For Trujillo, the whole purpose of a Catholic education is to form the mind, body, and spirit of students, which is why, even with local public schools available, parents return each year to the school as the provider of their children’s education.

“We offer a sense of allowing God, through our Catholic traditions, to enter our hearts first, before anything else begins, and that’s how we’re different, that we allow spirituality, the spirit of each individual, grow, so that it permeates the way they think, the way they study, the way they act towards each other, the way they are respectful, and how that proclaims Jesus in the world. We’re basically bringing these children to know God intimately first, so that it permeates everything else they will do, and the gifts that they’ve been given by God.”

Ronchetti, who runs a marketing firm that has worked closely with the “New Mexico True” campaign, believes that this spirituality symbolizes the heart and soul of the people of New Mexico.

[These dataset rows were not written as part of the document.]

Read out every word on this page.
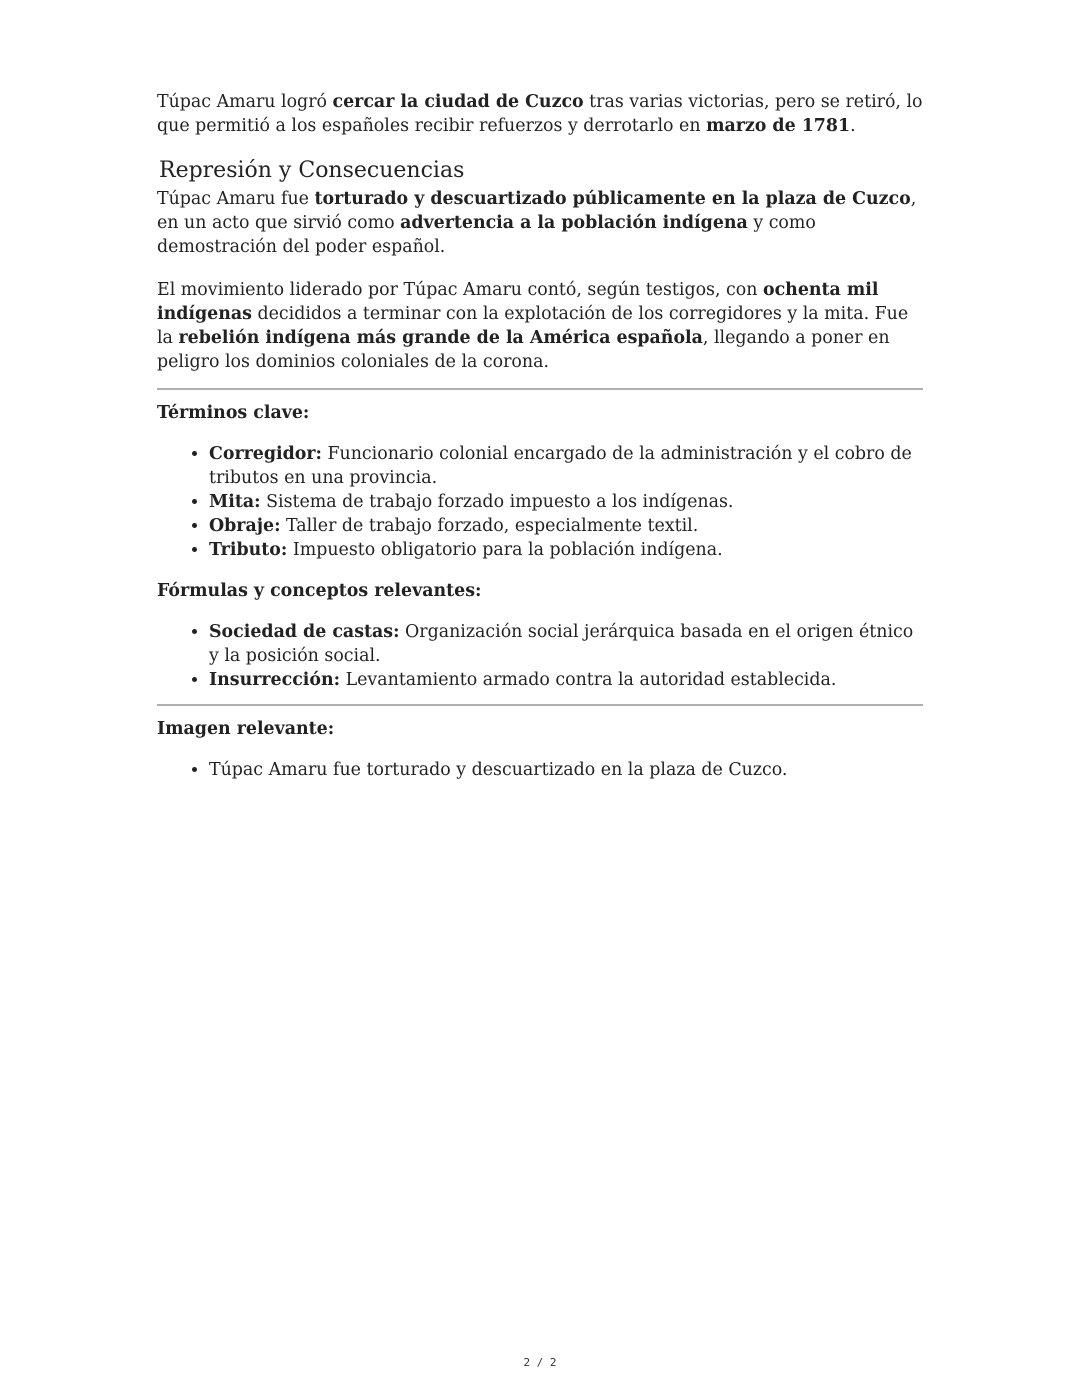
Túpac Amaru logró cercar la ciudad de Cuzco tras varias victorias, pero se retiró, lo que permitió a los españoles recibir refuerzos y derrotarlo en marzo de 1781.

Represión y Consecuencias

Túpac Amaru fue torturado y descuartizado públicamente en la plaza de Cuzco, en un acto que sirvió como advertencia a la población indígena y como demostración del poder español.

El movimiento liderado por Túpac Amaru contó, según testigos, con ochenta mil indígenas decididos a terminar con la explotación de los corregidores y la mita. Fue la rebelión indígena más grande de la América española, llegando a poner en peligro los dominios coloniales de la corona.

Términos clave:
• Corregidor: Funcionario colonial encargado de la administración y el cobro de tributos en una provincia.
• Mita: Sistema de trabajo forzado impuesto a los indígenas.
• Obraje: Taller de trabajo forzado, especialmente textil.
• Tributo: Impuesto obligatorio para la población indígena.
Fórmulas y conceptos relevantes:
• Sociedad de castas: Organización social jerárquica basada en el origen étnico y la posición social.
• Insurrección: Levantamiento armado contra la autoridad establecida.
Imagen relevante:
• Túpac Amaru fue torturado y descuartizado en la plaza de Cuzco.
2 / 2
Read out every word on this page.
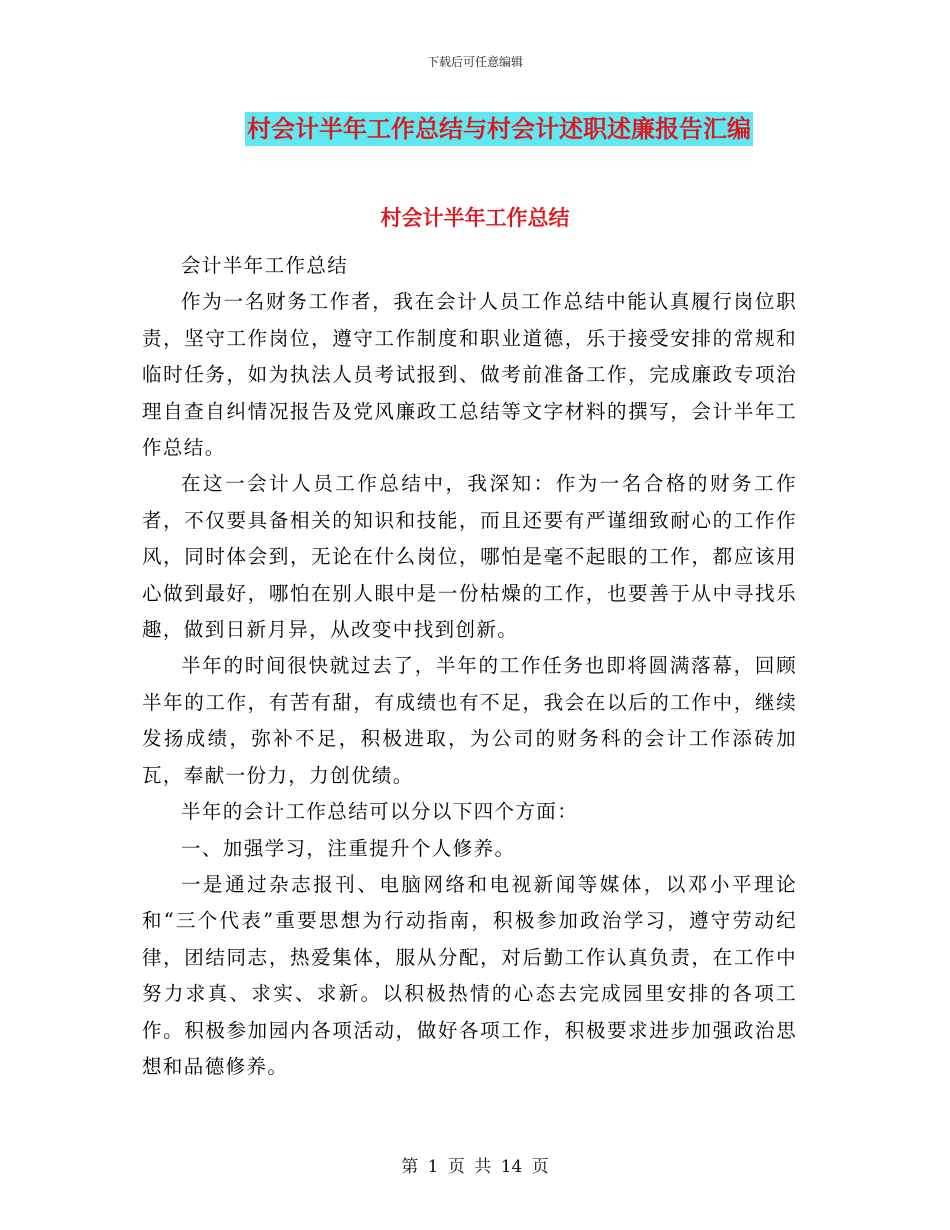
下载后可任意编辑
村会计半年工作总结与村会计述职述廉报告汇编
村会计半年工作总结

会计半年工作总结

作为一名财务工作者，我在会计人员工作总结中能认真履行岗位职责，坚守工作岗位，遵守工作制度和职业道德，乐于接受安排的常规和临时任务，如为执法人员考试报到、做考前准备工作，完成廉政专项治理自查自纠情况报告及党风廉政工总结等文字材料的撰写，会计半年工作总结。

在这一会计人员工作总结中，我深知：作为一名合格的财务工作者，不仅要具备相关的知识和技能，而且还要有严谨细致耐心的工作作风，同时体会到，无论在什么岗位，哪怕是毫不起眼的工作，都应该用心做到最好，哪怕在别人眼中是一份枯燥的工作，也要善于从中寻找乐趣，做到日新月异，从改变中找到创新。

半年的时间很快就过去了，半年的工作任务也即将圆满落幕，回顾半年的工作，有苦有甜，有成绩也有不足，我会在以后的工作中，继续发扬成绩，弥补不足，积极进取，为公司的财务科的会计工作添砖加瓦，奉献一份力，力创优绩。

半年的会计工作总结可以分以下四个方面：

一、加强学习，注重提升个人修养。

一是通过杂志报刊、电脑网络和电视新闻等媒体，以邓小平理论和“三个代表”重要思想为行动指南，积极参加政治学习，遵守劳动纪律，团结同志，热爱集体，服从分配，对后勤工作认真负责，在工作中努力求真、求实、求新。以积极热情的心态去完成园里安排的各项工作。积极参加园内各项活动，做好各项工作，积极要求进步加强政治思想和品德修养。

第 1 页 共 14 页
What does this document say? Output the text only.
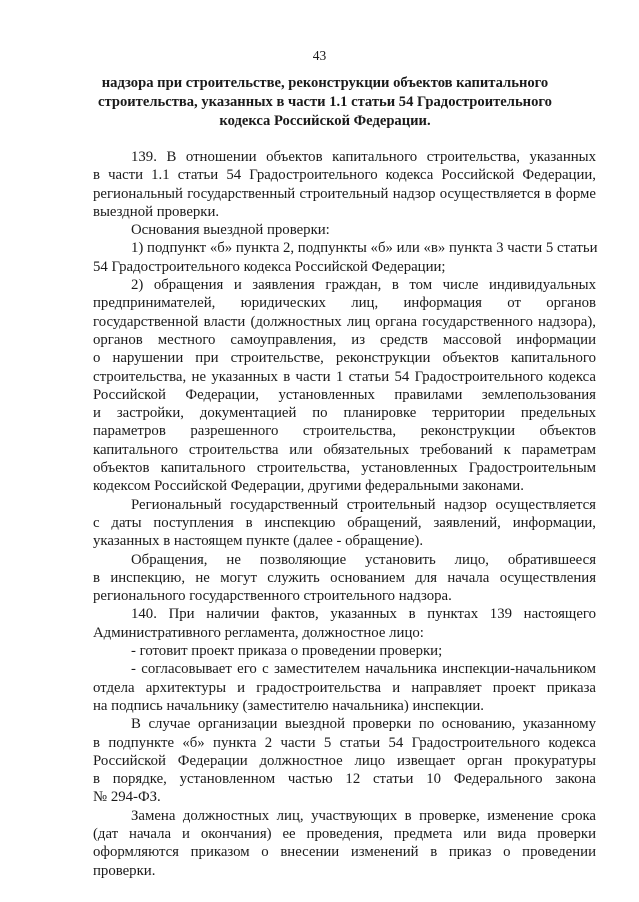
43
надзора при строительстве, реконструкции объектов капитального
строительства, указанных в части 1.1 статьи 54 Градостроительного
кодекса Российской Федерации.
139. В отношении объектов капитального строительства, указанных
в части 1.1 статьи 54 Градостроительного кодекса Российской Федерации,
региональный государственный строительный надзор осуществляется в форме
выездной проверки.
Основания выездной проверки:
1) подпункт «б» пункта 2, подпункты «б» или «в» пункта 3 части 5 статьи
54 Градостроительного кодекса Российской Федерации;
2) обращения и заявления граждан, в том числе индивидуальных
предпринимателей, юридических лиц, информация от органов
государственной власти (должностных лиц органа государственного надзора),
органов местного самоуправления, из средств массовой информации
о нарушении при строительстве, реконструкции объектов капитального
строительства, не указанных в части 1 статьи 54 Градостроительного кодекса
Российской Федерации, установленных правилами землепользования
и застройки, документацией по планировке территории предельных
параметров разрешенного строительства, реконструкции объектов
капитального строительства или обязательных требований к параметрам
объектов капитального строительства, установленных Градостроительным
кодексом Российской Федерации, другими федеральными законами.
Региональный государственный строительный надзор осуществляется
с даты поступления в инспекцию обращений, заявлений, информации,
указанных в настоящем пункте (далее - обращение).
Обращения, не позволяющие установить лицо, обратившееся
в инспекцию, не могут служить основанием для начала осуществления
регионального государственного строительного надзора.
140. При наличии фактов, указанных в пунктах 139 настоящего
Административного регламента, должностное лицо:
- готовит проект приказа о проведении проверки;
- согласовывает его с заместителем начальника инспекции-начальником
отдела архитектуры и градостроительства и направляет проект приказа
на подпись начальнику (заместителю начальника) инспекции.
В случае организации выездной проверки по основанию, указанному
в подпункте «б» пункта 2 части 5 статьи 54 Градостроительного кодекса
Российской Федерации должностное лицо извещает орган прокуратуры
в порядке, установленном частью 12 статьи 10 Федерального закона
№ 294-ФЗ.
Замена должностных лиц, участвующих в проверке, изменение срока
(дат начала и окончания) ее проведения, предмета или вида проверки
оформляются приказом о внесении изменений в приказ о проведении
проверки.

“I volunteer in the public schools all the time, and those kids don’t jump up, and greet me, and look me in the eye, and say ‘thank you for coming’, or tell me how their day is or welcome me. These kids – it’s ingrained in them already. You can see the difference. This is one of the poorest schools I’ve ever walked into, ever. And it is obvious they need our help. And we are a state that supports – we want to be proud of New Mexico? This is an actual situation where we can be really proud of people who were born here in New Mexico, who are trying to make this a better place to live, and these kids are going to be the next generation, here in New Mexico.”

Trujillo recalls that as the gala drew to a close, people still lingered, with smiles on their faces. Despite the weather, the wine and art auction was a huge success and spirits were high.

For this little school in a remote corner of New Mexico, the call to educate and to serve continues to be answered.